C’est à Saulchery, dans l’Aisne, près de Château-Thierry, qu’on trouve, en 1788, cette proposition de réforme fiscale assez radicale. Et la date ne doit rien au hasard : certes, sous l’Ancien Régime, cette idée était parfois émise, ici ou là. Mais c’est avec la Révolution française qu’elle allait germer pour de bon.
Dès l’été 1789 d’ailleurs, la Déclaration des droits de l’homme et du citoyen énonce, dans son article 13 :

« Pour l’entretien de la force publique, et pour les dépenses d’administration, une contribution commune est indispensable ; elle doit être également répartie entre tous les citoyens, en raison de leurs facultés. »

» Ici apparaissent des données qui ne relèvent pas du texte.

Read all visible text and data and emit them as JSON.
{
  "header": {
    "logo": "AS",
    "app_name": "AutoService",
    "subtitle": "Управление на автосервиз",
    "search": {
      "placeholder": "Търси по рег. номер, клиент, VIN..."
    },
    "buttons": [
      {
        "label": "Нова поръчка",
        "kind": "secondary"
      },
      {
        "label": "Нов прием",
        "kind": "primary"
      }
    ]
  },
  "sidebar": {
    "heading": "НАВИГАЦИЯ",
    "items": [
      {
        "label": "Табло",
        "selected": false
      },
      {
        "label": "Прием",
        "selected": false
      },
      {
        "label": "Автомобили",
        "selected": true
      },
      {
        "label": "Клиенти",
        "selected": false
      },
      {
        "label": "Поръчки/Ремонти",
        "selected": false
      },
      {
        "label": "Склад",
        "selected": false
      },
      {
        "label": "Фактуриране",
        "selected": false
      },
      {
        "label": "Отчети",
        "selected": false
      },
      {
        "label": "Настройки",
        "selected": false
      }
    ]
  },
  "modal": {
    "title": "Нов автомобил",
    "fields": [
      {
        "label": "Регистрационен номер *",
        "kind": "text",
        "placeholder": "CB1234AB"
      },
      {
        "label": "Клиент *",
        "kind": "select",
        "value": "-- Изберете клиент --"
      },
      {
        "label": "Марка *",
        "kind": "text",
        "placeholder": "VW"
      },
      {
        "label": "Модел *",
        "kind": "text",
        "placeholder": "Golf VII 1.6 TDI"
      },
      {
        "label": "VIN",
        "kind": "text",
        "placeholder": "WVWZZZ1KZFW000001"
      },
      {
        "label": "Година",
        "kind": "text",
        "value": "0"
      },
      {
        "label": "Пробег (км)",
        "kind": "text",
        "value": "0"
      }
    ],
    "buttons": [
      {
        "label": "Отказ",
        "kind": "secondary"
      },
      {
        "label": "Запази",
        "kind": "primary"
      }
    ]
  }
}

Ça restait flou, un joli principe. Bientôt, en lutte contre toute l’Europe, avec des soldats à nourrir, vêtir, armer, la France va réclamer des décisions plus vigoureuses.
Le 20 mai 1793, la Convention vote, par décret, un emprunt forcé d’un milliard sur les riches. Le député Réal propose alors une distinction entre le « revenu nécessaire », qui devait être exempté d’impôt, le « revenu abondant », soumis à une taxe progressive, et le « revenu superflu », qu’il fallait entièrement prendre. L’Assemblée approuve, et elle présente un barème en dix tranches : aux 1 000 premières livres, on ne prélève rien. Entre 1 000 et 2 000 livres, on prélève un dixième. Entre 2 000 et 3 000 livres, deux dixièmes. Entre 3 000 et 4 000 livres, trois dixièmes, etc. Et au-dessus de 10 000 livres, tout est ponctionné ! On aboutit donc à un revenu maximal de 5 500 livres pour un célibataire, de 7 500 livres pour un couple avec un enfant, de 9 500 livres pour un couple avec trois enfants… car tout est modulé, également, selon un quotient familial ! Chaque citoyen est invité, sous peine d’amende, à déclarer ses revenus dans sa municipalité, avec des commissaires vérificateurs.

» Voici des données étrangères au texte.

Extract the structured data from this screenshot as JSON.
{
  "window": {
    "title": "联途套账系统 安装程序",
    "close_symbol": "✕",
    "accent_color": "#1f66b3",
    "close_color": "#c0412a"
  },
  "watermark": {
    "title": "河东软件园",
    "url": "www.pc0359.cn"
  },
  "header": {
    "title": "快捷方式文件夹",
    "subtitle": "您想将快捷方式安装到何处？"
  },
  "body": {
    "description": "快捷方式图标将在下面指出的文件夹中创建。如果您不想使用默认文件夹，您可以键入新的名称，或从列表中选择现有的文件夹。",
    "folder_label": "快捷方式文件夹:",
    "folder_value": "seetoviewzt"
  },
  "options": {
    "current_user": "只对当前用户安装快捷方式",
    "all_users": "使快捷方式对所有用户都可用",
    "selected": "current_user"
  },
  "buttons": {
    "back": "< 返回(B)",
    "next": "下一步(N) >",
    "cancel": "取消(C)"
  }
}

Tout est là. C’est formidable de songer qu’il y a deux siècles, dans l’urgence, en quelques semaines, avec des ennemis à toutes nos frontières, avec la Vendée qui s’ouvrait au sein de la République comme un gouffre, à cause de ces périls, peut-être, ces hommes inventaient un système fiscal qui a largement inspiré le nôtre. Et qui, dans sa radicalité, peut encore nous servir de modèle.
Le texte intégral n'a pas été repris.